Arles 2013 – 3ème jour – Le magasin de jouets

Nous voici enfin arrivé au terme de notre séjour arlésien, en temps différé puisque cela se passait lors des trois premiers jours des Rencontres d’Arles 2013. Le dernier jour est habituellement consacré à compléter le programme, soit à revenir sur des lieux soit à en visiter qui sont périphériques. Le Magasin de Jouet n’est pas périphérique et c’était donc une seconde visite. C’est un travail remarquable de curateur accompli ici qui a conduit la galerie en divers lieux de l’Asie du Sud-Est pour une sélection éclectique alors que le plus facile eût été d’aller en Chine, destination unique et à la mode, pour y picorer de la photographie remployant des codes publicitaires faciles à vendre.

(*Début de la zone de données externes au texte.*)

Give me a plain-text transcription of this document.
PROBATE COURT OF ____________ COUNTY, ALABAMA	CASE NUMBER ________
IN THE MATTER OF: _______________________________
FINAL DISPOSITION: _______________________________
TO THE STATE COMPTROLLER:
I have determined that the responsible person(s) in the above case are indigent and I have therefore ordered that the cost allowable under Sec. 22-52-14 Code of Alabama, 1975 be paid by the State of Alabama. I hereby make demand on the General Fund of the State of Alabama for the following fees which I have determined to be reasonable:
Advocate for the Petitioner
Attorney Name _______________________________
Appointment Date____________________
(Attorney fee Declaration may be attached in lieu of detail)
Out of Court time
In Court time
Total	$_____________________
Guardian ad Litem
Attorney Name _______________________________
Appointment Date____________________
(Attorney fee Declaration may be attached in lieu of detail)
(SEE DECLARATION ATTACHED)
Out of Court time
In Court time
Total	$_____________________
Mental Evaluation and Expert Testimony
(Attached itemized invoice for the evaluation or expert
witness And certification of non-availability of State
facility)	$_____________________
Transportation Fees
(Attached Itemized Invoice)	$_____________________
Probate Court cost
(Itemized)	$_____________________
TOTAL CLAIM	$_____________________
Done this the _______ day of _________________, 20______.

J’ai raté Maung Ni Oo qui n’a pas de site web apparemment et je passe rapidement sur Mad Paule et ses surimpressions de noir en blanc pour passer aux diptyques un peu tristes faits pour l’occasion par Minstrel Kuik. Cédric Arnold montrait quant à lui des hommes tatoués, en noir et blanc, mais on ne saisissait pas à quel point derrière cette pratique répandue se cachaient des croyances séculaires profondément enracinées (un peu comme pour les habitants des Marquises que l’on connaît mieux en Occident) avec force transes et prières.

Attardons nous un instant sur Kim Hak et sa série « on » (contraction de old et new) en référence à la jeunesse montante présentée dans ses images dans un cadre décrépi de vieilles bâtisses de l’époque coloniale.

Jamie Maxtone-Graham compose des portraits soignés en grand format couleur dans des cadres végétaux artificiels qui ne sont pas dénués de charme (et accessoirement d’exotisme). Compter 950€.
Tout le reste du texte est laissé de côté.